Derek Jarman est l’auteur de 10 films de long métrage, tournés de 1976 (
Sebastiane, premier « péplum » homosexuel parlant latin de l’histoire du cinéma !) à 1993. On y trouve une adaptation cinématographique revisitée de
La Tempête de Shakespeare, celle d’une pièce de Marlowe, et bien d’autres choses. Il est également l’auteur de livres. Il a fait ses humanités au très sérieux King’s College de 1960 à 1963 avant d’étudier à la Slade School of Art de 1963 à 1967. Il peint, réalise des longs et des courts métrages – ces derniers souvent en S-8mm mais parfois avec de plus gros moyens - collabore à des vidéo-clips de Brian Ferry et Marianne Faithfull, écrit – notamment des poésies - à partir de 1969 et devient un cinéaste surréaliste, infatigable militant de la cause « gay ». Lorsqu’on lui annonce qu’il va mourir du Sida, il ne ralentit pas son activité : il publie un journal (
At your Own Risk - 1992), tourne plusieurs films.
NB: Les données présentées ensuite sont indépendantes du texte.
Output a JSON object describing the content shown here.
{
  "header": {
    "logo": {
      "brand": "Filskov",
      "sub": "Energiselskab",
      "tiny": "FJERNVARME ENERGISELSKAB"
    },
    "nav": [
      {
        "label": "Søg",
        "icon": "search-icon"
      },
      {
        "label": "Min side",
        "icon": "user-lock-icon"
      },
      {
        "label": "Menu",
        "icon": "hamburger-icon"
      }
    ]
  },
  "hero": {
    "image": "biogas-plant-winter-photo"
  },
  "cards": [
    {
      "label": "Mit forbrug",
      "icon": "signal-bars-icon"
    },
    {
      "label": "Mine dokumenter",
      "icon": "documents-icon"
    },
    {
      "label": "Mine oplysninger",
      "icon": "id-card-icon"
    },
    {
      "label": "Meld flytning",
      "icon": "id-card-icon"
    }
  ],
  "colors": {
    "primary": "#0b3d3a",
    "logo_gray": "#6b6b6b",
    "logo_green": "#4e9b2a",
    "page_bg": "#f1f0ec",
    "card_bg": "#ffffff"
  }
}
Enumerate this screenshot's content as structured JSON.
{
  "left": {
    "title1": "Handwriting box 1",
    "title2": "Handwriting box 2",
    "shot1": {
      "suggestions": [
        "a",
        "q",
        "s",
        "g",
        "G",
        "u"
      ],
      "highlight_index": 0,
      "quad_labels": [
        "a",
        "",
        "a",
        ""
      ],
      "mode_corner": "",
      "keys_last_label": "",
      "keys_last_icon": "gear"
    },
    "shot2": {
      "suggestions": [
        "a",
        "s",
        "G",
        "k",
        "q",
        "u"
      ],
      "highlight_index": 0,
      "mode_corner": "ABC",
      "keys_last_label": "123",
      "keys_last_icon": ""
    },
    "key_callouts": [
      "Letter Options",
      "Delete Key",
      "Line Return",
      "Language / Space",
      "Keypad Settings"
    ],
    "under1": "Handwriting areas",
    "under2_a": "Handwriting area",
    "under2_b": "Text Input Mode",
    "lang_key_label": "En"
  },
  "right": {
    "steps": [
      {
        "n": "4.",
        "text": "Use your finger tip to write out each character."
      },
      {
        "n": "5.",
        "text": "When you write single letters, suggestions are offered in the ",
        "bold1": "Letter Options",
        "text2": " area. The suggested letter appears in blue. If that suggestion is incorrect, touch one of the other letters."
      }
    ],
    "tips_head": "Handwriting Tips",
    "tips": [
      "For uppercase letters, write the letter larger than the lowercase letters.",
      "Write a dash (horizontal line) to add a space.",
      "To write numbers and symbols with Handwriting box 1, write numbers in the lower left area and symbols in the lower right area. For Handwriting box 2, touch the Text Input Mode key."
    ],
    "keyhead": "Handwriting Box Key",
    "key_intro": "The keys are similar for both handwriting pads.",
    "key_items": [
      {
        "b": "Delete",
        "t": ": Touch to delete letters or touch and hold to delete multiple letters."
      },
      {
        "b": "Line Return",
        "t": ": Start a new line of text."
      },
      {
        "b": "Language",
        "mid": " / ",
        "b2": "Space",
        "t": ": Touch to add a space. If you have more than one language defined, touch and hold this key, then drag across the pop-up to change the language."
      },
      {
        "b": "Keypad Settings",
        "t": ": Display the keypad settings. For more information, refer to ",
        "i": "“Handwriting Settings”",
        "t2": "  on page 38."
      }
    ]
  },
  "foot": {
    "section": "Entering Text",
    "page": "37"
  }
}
Il se retire, entre deux périodes actives, dans un jardin du Kent qu’il décore et que l’on visite encore aujourd’hui, à l’ombre d’une centrale nucléaire. De son vivant Jarman a reçu quelques prix de la crique anglaise (en 1988 notamment) et américaine mais depuis sa mort, les hommages à sa mémoire ne cessent de se multiplier outre-manche. Il est actuellement considéré comme un des plus grands artistes anglais de la seconde moitié du XXe siècle.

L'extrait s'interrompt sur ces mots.